Manco. O sujeito era manco. Na minha cabeça literária, o manco é gago das pernas. E eu tenho especial compaixão por gagos. Não sei se o sujeito me farejou essa fraqueza, mas quando se debruçou na minha janela havia em seu olhar um certo brilho triunfante: ele já sabia que eu iria comprar.

Eu não. Eu ainda não sabia. Ou talvez só faltasse acreditar. Caí de vez quando ele me disse que as balinhas eram de coco.
Tente o leitor, se carioca, cismar de comer uma cocada de repente. Eu o desafio a encontrar uma cocada que preste, assim de cara, na urgência do desejo. Duvido. Acha-se num estalo quase tudo, mas cocada que é bom, nada.
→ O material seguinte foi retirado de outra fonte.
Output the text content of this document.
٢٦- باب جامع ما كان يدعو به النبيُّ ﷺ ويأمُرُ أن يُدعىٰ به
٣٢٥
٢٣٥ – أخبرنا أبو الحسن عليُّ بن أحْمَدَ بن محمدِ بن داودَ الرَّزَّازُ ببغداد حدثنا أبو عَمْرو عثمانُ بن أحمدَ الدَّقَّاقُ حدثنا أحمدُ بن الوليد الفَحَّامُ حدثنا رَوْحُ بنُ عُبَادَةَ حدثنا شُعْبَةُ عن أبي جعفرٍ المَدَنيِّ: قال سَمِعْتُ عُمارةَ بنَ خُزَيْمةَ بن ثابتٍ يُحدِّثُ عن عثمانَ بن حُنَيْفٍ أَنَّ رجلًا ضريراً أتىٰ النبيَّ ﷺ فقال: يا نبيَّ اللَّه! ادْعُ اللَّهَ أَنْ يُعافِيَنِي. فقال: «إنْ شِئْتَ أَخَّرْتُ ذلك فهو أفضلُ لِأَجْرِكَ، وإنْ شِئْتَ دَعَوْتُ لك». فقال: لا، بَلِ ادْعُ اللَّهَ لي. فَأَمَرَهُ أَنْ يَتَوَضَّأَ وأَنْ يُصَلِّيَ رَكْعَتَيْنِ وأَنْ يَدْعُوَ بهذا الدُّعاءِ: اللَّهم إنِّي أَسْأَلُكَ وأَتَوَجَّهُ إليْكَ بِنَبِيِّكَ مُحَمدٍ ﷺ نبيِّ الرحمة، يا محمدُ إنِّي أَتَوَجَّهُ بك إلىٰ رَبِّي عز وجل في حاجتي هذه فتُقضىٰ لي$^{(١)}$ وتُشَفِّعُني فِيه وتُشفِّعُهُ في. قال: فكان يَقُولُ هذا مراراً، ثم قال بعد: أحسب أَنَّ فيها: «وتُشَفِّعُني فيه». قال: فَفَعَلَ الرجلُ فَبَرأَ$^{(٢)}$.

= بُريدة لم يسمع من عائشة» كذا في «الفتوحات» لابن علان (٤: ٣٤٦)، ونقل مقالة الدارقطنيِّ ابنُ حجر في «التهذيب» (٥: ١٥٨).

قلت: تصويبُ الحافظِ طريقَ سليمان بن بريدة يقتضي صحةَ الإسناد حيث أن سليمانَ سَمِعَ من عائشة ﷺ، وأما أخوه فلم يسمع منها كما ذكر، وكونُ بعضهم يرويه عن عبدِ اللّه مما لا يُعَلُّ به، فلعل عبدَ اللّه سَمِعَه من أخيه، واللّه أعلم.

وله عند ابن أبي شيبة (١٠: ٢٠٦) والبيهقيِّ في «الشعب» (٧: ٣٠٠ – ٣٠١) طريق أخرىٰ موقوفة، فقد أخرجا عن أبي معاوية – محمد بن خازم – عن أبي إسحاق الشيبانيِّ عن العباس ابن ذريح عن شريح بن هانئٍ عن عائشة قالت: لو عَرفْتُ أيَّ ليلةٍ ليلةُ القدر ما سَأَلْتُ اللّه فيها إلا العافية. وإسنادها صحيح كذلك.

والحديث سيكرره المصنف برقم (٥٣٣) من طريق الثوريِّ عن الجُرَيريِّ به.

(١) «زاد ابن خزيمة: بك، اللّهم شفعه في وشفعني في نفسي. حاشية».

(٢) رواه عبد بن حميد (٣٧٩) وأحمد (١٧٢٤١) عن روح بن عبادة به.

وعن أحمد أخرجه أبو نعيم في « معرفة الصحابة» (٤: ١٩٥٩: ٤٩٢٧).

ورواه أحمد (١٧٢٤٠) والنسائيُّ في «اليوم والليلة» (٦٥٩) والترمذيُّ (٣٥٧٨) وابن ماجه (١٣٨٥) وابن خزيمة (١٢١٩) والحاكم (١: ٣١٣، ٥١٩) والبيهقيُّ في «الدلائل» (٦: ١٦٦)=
Com fluência admirável e teatral cara suplicante, ele ainda discorreu sobre a importância da minha compra para a festa de sua filha leucêmica que faria 15 anos no próximo domingo.

Claro – comprei. Tomado por comoção lentificante abri minha carteira onde havia 22 reais na expectativa de levar um pacote por dois reais. Mas no exato momento em que estendia a nota fui informado que eram “três por dez”.

E então, numa fração de segundos, eu ainda não sabia o que fazer com três pacotes de balas de coco enquanto via meus dez reais claudicarem depressa em direção ao carro seguinte. Para sempre.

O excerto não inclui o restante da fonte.